The pardon officially ends the dramatic back and saw Flynn and now voids any impending sentencing from the federal D.C. judge who has long refused to dismiss Flynn’s case. Preceding over Flynn’s guilty plea trial, Sullivan scrutinized the retired Army General military service as well as his withdrawal claims and the DOJ as the basis for the department’s request and appointed a former Brooklyn federal Judge John Gleeson to offer advice as a “friend of the court.” In his filing arguing against the Justice Department’s position said the case should not be dismissed and called the government’s motion to dismiss “plainly a corrupt political errand for the President.”

During a hearing back in September, Flynn lawyer Sidney Powell informed the “hostile” Sullivan that she had discussed the ongoing case with the president, but told Trump not to pardon Flynn because she wanted him to be vindicated in the courts.

The conversation alarmed the FBI, who at the same time was investigating the Trump campaign, and Russia coordinated to interfere with the election’s outcome. Protocols were broken when FBI agent Peter Strzok. and FBI Director James Comey interviewed Flynn without permission from Justice Department leaders or notice to the White House counsel.

However, it was later uncovered from a tranche of court documents released after the DOJ dropped the case that the “7th floor involved” (FBI heads) was prepared to close an investigation into whether Flynn was a Russian agent before Trump took office in January 2017, but Strzok and his lover Lisa Page conspired to keep the case ongoing.

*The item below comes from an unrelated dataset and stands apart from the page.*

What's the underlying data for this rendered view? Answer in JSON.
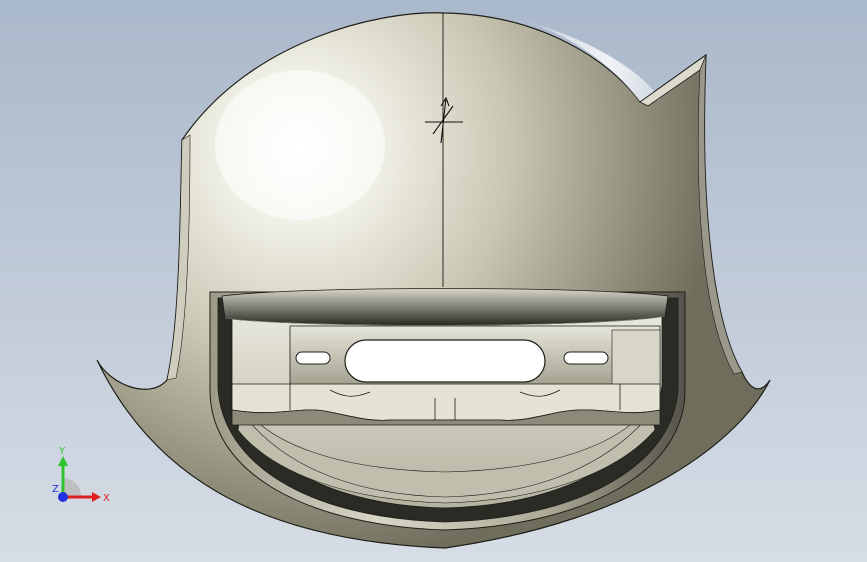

Months later, Flynn pleaded guilty to “willfully and knowingly” making “false, fictitious and fraudulent statements” to the feds on Jan. 24 about his phone calls with Kislyak and was charged

“On or about January 24, 2017, defendant Michael T. Flynn did willfully and knowingly make materially false, fictitious, and fraudulent statements and representations,” over a government matter, according to the two-page charge sheet.

The news of Trump’s pardoning a longtime loyal friend of Flynn drew immediate angrily ridicule from House Democrats.

Rep. Adam Schiff (D-CA) even the move from Trump “crooked to the end.”

“Donald Trump has abused the pardon power to reward his friends and political allies and protect those who lie to cover up for him,” Schiff who chairs of the House Intelligence Committee tweeted. “This time, Trump has once again abused the pardon power to reward Michael Flynn, who chose loyalty to Trump over loyalty to his country. It’s no surprise that Trump would go out just as he came in — crooked to the end.”

Rep. Jerry Nadler (D-NY) echoed Schiff’s remarks, describing the pardon as “undeserved, unprincipled, and one more stain on President Trump’s rapidly diminishing legacy.”

“This pardon is undeserved, unprincipled, and one more stain on President Trump’s rapidly diminishing legacy,” the chairman of the House Judiciary Committee said in a statement. “This pardon is part of a pattern. We saw it before, in the Roger Stone case — where President Trump granted clemency to protect an individual who might have implicated the President in criminal misconduct. We may see it again before President Trump finally leaves office. These actions are an abuse of power and fundamentally undermine the rule of law.”

Lying to the FBI is a crime but isn’t always prosecuted. In what Flynn defenders see as a double standard, prosecutors recently decided not to prosecute McCabe, who was fired after an inspector general report identified multiple alleged lies to FBI officials about his role authorizing a leak to the media.